If you can meet with Triumph and Disaster
And treat those two impostors just the same;

“Imagine reading that,” she said “when you are about to step on Center Court for the first time!” As we exited Center Court, we passed huge painted boards on the left, containing pictures of the champions over the years. They were all there – Sampras all intent and serious, Borg with his famous blond locks, Lenglen the ballerina, Navratilova with her dozens of trophies.  We got out just as the line ended with six Federers and one Nadal. It was only then that I realized how famished I was. I hadn’t eaten anything since breakfast on the plane.  The muffin tucked away in my pocket had long been crushed to a powder and half of it dropped onto the pavement next to the bus stop.

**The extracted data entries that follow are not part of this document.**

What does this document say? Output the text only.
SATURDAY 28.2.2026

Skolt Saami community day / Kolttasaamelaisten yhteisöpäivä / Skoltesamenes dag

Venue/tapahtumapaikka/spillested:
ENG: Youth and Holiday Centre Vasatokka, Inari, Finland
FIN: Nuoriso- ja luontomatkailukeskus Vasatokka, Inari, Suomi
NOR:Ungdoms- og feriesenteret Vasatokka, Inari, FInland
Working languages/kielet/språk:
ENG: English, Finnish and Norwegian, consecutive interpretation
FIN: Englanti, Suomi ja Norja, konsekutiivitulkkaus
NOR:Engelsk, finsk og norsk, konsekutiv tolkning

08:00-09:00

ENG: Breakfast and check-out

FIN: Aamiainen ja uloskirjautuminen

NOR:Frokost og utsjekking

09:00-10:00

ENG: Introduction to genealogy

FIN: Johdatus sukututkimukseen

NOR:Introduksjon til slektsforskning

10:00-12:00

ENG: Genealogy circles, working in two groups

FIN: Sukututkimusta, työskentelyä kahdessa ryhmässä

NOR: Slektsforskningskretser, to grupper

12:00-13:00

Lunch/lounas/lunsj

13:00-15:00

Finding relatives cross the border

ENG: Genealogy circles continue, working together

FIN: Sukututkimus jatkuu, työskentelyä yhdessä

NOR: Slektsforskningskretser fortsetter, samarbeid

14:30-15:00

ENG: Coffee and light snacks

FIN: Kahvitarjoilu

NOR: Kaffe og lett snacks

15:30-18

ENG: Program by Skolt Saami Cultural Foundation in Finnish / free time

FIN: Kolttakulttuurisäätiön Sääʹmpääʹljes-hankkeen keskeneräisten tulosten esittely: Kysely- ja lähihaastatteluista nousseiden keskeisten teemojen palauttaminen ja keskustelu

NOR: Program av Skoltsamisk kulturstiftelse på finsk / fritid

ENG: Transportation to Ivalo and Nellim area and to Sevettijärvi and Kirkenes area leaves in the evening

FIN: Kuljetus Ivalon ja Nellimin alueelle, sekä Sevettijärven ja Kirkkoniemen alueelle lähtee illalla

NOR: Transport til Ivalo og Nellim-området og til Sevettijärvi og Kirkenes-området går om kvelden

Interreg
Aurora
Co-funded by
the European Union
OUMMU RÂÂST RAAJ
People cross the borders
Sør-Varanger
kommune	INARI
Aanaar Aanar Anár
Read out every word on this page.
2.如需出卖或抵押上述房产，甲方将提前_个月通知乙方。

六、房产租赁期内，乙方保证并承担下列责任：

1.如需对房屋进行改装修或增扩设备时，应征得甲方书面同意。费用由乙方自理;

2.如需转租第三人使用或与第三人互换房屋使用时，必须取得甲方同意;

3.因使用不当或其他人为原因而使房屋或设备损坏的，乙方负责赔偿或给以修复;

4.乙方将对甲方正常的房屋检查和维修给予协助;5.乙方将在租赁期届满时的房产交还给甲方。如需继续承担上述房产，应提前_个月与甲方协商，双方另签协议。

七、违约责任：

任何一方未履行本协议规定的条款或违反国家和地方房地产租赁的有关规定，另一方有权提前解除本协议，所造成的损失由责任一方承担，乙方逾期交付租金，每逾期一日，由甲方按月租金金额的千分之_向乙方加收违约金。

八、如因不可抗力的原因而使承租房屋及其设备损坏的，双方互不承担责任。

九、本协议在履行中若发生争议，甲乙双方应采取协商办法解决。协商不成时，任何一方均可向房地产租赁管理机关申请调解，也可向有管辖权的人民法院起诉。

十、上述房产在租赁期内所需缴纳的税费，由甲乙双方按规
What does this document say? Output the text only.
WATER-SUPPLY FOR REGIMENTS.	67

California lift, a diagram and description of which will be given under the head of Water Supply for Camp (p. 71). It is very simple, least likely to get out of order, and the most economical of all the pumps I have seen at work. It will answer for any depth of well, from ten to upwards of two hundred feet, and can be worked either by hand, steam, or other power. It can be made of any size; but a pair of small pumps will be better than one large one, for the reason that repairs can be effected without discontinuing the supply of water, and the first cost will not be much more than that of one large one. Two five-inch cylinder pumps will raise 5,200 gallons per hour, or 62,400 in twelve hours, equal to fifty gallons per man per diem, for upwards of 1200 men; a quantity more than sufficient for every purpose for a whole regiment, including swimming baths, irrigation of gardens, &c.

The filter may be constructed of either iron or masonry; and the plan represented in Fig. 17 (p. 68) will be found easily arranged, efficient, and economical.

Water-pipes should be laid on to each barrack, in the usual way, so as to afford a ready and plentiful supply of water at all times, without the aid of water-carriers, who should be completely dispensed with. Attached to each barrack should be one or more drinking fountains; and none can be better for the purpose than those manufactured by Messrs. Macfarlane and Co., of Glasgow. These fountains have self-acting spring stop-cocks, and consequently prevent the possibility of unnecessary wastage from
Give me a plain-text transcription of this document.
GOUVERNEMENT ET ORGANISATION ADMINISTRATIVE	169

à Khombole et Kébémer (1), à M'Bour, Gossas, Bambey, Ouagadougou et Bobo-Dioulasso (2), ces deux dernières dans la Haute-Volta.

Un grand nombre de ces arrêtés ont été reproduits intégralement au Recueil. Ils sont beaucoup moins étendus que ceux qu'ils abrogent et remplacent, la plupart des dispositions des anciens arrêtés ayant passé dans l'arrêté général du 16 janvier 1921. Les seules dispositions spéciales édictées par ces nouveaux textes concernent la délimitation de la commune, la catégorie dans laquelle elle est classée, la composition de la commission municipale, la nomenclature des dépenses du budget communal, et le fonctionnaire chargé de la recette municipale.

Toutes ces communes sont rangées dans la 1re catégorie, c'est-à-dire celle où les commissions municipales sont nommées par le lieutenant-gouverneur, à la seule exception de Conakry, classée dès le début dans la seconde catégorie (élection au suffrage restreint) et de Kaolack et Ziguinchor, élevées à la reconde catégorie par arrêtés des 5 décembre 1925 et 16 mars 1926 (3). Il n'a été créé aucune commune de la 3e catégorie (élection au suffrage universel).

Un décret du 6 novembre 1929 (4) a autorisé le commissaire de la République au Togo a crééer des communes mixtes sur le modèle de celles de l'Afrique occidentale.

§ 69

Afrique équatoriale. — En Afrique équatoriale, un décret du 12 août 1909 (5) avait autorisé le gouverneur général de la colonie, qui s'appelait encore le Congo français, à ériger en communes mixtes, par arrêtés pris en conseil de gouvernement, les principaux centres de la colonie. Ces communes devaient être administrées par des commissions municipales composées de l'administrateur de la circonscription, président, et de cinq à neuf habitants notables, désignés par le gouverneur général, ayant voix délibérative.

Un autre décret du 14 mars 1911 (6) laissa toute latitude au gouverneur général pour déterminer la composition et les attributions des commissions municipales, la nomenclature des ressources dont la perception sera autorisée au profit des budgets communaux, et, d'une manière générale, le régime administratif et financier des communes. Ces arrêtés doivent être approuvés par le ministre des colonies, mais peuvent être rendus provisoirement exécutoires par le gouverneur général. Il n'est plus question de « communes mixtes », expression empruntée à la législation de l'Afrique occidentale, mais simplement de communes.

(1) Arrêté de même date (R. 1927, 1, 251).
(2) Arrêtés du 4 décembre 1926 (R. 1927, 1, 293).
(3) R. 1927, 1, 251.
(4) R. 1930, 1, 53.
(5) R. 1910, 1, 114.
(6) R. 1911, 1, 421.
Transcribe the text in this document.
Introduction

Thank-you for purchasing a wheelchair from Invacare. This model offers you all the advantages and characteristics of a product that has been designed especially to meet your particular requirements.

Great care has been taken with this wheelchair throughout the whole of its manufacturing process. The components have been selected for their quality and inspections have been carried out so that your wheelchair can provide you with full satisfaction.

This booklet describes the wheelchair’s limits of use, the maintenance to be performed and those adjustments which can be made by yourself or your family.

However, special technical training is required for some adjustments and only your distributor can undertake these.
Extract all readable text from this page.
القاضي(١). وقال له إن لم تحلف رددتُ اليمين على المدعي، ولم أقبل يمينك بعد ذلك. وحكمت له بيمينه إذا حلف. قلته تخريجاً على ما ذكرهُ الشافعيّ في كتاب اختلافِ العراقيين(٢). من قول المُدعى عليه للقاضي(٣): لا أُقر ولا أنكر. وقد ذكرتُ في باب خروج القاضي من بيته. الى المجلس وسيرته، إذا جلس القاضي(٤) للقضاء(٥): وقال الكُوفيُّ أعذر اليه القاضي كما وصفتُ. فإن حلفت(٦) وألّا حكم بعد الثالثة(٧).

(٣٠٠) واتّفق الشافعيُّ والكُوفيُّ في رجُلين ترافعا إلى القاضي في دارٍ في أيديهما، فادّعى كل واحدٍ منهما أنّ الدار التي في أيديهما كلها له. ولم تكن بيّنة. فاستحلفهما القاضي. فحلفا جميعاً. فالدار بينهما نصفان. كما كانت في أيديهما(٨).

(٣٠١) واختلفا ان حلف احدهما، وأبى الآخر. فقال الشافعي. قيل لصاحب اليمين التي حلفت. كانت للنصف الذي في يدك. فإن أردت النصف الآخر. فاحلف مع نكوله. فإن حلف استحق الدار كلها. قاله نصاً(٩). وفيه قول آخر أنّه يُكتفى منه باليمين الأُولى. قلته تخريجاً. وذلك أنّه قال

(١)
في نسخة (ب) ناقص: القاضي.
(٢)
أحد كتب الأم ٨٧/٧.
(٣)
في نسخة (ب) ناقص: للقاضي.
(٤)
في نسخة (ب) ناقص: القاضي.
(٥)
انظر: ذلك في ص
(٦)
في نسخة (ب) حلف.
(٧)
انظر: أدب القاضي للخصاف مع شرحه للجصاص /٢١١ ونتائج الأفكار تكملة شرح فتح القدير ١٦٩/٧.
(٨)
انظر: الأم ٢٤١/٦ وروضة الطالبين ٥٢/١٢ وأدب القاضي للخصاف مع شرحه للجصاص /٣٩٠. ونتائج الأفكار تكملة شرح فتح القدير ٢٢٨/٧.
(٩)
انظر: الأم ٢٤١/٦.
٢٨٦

If I ever have the chance to visit Wimbledon again, I hope it is during the tournament when they are playing in their freshly laundered whites and I can join the spectators in hitting a backhand or two on the side courts. It is hard to explain why I enjoy this game and its exponents so much – so, as talkative as I tend to be among friends, tennis is held jealously close in public life. It is associated with some pure, joyful place and I’ve never been reasonable about it since the day I burned my feet as a fifteen-year-old playing barefoot on a hot cement terrace with a plastic ball and a badminton racquet. Over time, but mostly after learning to hit a one-handed topspin backhand, a dying stroke which the tennis coach boorishly refused to teach, I began to think of tennis as less about hitting shots and more about moving well, about an artistic and geometric awareness of ball, court and net; it would be the closest I could ever get to dancing without being a self-conscious wreck. Anyway, the point of the rhapsody is to explain that all of London’s marvels, the Eye and Big Ben and the British Museum and Westminster Abbey and Buckingham Palace had to wait; Without a moment’s proper consideration, all of them had been subordinated to Wimbledon.